There are at least 26 countries that deserve the council’s attention, according to Human Rights Watch. They include Afghanistan, Belarus, China, Colombia, Ivory Coast, Cuba, Democratic Republic of Congo, Egypt, Ethiopia, Haiti, Iran, Iraq, North Korea, Russia, Saudi Arabia, Sri Lanka, Sudan, Turkmenistan, Uganda, the United States, Uzbekistan and Zimbabwe.

“The council is far worse than the (now defunct) Commission,” says Hillel Neuer, director of U.N. Watch, a Geneva-based group affiliated with the American Jewish Committee. “The Commission, despite its many defects, at least had managed to speak out for victims in North Korea, Cuba and other countries.”

Most international human rights groups don’t go as far as saying that the council is worse than its predecessor because the new body includes more democracies than the former Commission.

But it still has dozens of members with dubious human rights credentials – such as China, Cuba and Saudi Arabia – that trade their positions in other U.N. agencies for seats on the council and then defend one another against outside scrutiny, they say.

The United States is not a member of the council because the Bush administration decided not to seek a seat.

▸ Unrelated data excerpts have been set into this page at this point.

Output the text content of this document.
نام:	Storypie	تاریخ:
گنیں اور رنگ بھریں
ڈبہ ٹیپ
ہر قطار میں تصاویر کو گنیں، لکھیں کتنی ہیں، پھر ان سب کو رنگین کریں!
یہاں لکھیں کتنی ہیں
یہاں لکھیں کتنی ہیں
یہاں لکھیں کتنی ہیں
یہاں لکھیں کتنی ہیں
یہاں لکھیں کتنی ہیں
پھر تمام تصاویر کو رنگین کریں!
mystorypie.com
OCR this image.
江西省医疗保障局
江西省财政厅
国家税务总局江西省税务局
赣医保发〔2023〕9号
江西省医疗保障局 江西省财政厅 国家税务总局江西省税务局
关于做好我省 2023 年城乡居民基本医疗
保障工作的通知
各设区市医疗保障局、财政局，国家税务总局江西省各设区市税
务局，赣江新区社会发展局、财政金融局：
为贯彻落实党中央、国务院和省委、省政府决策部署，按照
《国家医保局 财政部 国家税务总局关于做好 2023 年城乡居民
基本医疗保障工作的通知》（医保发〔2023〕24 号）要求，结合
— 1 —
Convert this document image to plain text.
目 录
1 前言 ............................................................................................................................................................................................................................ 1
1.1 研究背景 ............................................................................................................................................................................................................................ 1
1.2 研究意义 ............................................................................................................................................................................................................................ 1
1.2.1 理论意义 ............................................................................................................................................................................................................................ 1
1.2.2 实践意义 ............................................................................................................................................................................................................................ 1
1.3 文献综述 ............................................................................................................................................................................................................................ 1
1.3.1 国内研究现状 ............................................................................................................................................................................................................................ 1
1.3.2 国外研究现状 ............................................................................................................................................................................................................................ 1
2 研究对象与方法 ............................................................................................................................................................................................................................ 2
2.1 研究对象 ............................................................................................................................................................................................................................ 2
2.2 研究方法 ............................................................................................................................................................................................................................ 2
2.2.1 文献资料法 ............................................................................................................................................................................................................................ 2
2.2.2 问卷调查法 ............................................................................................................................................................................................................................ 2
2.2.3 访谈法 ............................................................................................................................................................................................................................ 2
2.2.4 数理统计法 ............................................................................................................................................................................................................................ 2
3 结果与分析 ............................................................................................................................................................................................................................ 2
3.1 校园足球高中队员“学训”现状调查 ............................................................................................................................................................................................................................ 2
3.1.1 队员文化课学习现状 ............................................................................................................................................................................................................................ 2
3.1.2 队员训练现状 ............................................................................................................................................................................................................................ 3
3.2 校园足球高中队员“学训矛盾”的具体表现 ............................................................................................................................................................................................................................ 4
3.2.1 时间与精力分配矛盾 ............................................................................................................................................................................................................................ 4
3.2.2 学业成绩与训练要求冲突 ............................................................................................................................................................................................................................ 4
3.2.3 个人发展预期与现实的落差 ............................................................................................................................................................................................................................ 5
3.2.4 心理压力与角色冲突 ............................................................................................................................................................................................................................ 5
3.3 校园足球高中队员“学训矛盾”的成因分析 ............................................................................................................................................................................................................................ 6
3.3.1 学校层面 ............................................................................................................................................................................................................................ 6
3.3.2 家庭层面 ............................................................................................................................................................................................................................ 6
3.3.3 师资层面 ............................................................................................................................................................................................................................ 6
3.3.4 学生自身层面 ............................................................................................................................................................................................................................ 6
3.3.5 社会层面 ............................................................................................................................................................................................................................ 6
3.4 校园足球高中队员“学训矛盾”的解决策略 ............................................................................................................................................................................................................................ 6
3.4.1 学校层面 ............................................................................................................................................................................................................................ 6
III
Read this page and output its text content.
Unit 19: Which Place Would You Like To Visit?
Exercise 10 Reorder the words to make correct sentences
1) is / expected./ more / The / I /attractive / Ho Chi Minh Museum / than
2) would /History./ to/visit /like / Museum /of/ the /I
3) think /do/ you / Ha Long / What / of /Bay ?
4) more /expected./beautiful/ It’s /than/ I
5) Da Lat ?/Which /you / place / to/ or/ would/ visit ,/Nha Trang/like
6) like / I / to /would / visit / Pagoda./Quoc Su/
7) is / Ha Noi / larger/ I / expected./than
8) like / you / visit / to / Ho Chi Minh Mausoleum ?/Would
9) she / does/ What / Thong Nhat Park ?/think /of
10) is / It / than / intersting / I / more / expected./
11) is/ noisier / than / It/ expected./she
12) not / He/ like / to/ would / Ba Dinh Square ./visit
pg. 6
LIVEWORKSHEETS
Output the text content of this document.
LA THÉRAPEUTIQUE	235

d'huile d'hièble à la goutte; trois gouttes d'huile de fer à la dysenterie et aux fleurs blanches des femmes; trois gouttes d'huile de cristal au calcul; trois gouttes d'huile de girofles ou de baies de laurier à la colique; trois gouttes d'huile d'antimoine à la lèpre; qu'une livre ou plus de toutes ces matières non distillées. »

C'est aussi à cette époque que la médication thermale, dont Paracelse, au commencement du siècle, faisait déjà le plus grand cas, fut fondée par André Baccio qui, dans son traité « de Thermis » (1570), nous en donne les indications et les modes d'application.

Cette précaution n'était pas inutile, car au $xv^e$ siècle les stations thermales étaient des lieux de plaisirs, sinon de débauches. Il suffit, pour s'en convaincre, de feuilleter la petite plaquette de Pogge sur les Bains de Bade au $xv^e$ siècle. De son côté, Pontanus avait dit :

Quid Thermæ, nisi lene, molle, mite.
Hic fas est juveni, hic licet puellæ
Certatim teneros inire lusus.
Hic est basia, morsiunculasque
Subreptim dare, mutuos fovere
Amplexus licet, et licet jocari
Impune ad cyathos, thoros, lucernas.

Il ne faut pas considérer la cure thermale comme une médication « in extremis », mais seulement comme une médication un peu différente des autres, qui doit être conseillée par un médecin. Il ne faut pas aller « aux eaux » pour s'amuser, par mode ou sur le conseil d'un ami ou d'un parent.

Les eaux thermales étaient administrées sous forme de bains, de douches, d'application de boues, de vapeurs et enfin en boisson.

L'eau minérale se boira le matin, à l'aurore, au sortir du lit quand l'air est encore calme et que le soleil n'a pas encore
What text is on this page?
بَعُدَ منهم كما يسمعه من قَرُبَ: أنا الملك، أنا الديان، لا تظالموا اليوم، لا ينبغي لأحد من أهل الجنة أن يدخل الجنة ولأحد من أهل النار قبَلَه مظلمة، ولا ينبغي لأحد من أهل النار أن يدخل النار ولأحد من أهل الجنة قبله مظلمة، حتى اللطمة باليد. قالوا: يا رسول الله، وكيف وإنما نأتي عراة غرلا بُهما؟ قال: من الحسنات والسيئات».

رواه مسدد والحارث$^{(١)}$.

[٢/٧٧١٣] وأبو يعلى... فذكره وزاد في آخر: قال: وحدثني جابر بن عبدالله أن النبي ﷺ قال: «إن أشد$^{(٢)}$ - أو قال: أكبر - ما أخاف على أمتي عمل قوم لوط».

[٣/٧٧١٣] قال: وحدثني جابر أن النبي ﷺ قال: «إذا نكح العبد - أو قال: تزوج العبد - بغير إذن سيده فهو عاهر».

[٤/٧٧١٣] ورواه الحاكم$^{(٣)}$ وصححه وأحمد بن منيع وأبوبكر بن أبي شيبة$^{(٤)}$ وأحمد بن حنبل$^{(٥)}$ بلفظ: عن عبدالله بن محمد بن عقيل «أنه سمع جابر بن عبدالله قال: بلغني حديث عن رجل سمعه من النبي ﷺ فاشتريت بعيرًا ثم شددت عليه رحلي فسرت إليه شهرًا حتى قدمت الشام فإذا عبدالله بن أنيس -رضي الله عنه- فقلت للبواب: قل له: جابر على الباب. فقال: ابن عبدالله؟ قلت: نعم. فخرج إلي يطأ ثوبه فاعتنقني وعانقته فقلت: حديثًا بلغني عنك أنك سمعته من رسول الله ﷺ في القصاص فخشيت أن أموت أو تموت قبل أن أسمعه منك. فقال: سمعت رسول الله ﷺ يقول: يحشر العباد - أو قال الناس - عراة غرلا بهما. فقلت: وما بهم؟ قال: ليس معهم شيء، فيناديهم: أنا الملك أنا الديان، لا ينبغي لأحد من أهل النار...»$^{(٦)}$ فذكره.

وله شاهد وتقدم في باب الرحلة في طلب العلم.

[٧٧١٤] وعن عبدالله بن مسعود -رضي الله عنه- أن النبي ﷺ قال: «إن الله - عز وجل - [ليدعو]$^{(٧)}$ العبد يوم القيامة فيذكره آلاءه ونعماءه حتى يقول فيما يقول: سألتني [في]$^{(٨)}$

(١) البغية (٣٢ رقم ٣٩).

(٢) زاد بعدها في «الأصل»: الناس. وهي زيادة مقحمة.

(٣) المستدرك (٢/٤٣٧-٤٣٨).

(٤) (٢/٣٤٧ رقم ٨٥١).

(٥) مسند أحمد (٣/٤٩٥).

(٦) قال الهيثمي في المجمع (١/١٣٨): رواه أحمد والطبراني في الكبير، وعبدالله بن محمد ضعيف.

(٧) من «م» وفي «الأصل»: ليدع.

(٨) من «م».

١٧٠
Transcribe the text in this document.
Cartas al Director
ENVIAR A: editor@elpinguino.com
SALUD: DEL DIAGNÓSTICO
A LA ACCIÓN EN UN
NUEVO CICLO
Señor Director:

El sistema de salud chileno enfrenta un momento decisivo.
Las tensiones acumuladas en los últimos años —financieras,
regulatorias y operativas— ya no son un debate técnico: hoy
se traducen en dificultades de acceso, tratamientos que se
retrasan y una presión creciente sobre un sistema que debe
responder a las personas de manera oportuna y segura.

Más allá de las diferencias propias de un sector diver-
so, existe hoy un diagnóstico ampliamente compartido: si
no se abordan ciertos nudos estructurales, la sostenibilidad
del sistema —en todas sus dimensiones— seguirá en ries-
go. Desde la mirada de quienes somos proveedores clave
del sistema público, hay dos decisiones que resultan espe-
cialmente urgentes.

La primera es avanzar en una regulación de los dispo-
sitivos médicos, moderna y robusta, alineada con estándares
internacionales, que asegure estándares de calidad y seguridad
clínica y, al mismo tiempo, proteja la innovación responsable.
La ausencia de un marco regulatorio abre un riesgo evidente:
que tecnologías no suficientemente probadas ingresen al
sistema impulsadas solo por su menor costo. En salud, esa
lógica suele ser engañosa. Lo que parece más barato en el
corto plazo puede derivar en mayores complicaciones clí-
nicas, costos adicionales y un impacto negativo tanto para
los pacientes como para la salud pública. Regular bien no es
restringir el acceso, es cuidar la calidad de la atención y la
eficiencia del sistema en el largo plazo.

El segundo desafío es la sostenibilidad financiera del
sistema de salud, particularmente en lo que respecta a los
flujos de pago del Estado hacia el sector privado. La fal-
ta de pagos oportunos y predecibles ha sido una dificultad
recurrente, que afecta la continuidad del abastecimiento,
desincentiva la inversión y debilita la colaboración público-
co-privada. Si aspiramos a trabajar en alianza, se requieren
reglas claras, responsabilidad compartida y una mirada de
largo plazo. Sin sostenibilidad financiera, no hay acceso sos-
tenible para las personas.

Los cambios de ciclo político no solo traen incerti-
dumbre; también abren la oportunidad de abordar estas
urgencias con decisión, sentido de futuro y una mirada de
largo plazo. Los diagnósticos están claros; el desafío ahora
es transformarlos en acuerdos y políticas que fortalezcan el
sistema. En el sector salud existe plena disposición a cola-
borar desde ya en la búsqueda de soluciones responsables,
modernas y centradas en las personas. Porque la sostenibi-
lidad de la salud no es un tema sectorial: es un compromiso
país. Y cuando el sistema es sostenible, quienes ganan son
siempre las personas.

U.S. officials say the White House didn’t want to legitimize the council, while critics point out that the United States may not have gotten the 96 votes it needed at the General Assembly to become a member in the aftermath of the Abu Ghraib and Guantanamo scandals.

Despite their criticism of the council, Human Rights Watch and other international monitoring groups are still holding out some hope that the U.N. body will redeem itself once its newly created mechanism of “universal periodic review” goes into effect in 2008. Under the new system, every U.N. member state has to undergo scrutiny by the council every four years.

My opinion: If the council doesn’t start to denounce human rights abuses in China, Cuba, North Korea – and, yes, at the U.S. Guantanamo base and in Iraq – when it launches its periodic review mechanism next year, international human rights groups should jointly denounce it as a sham. So far, it has been a joke.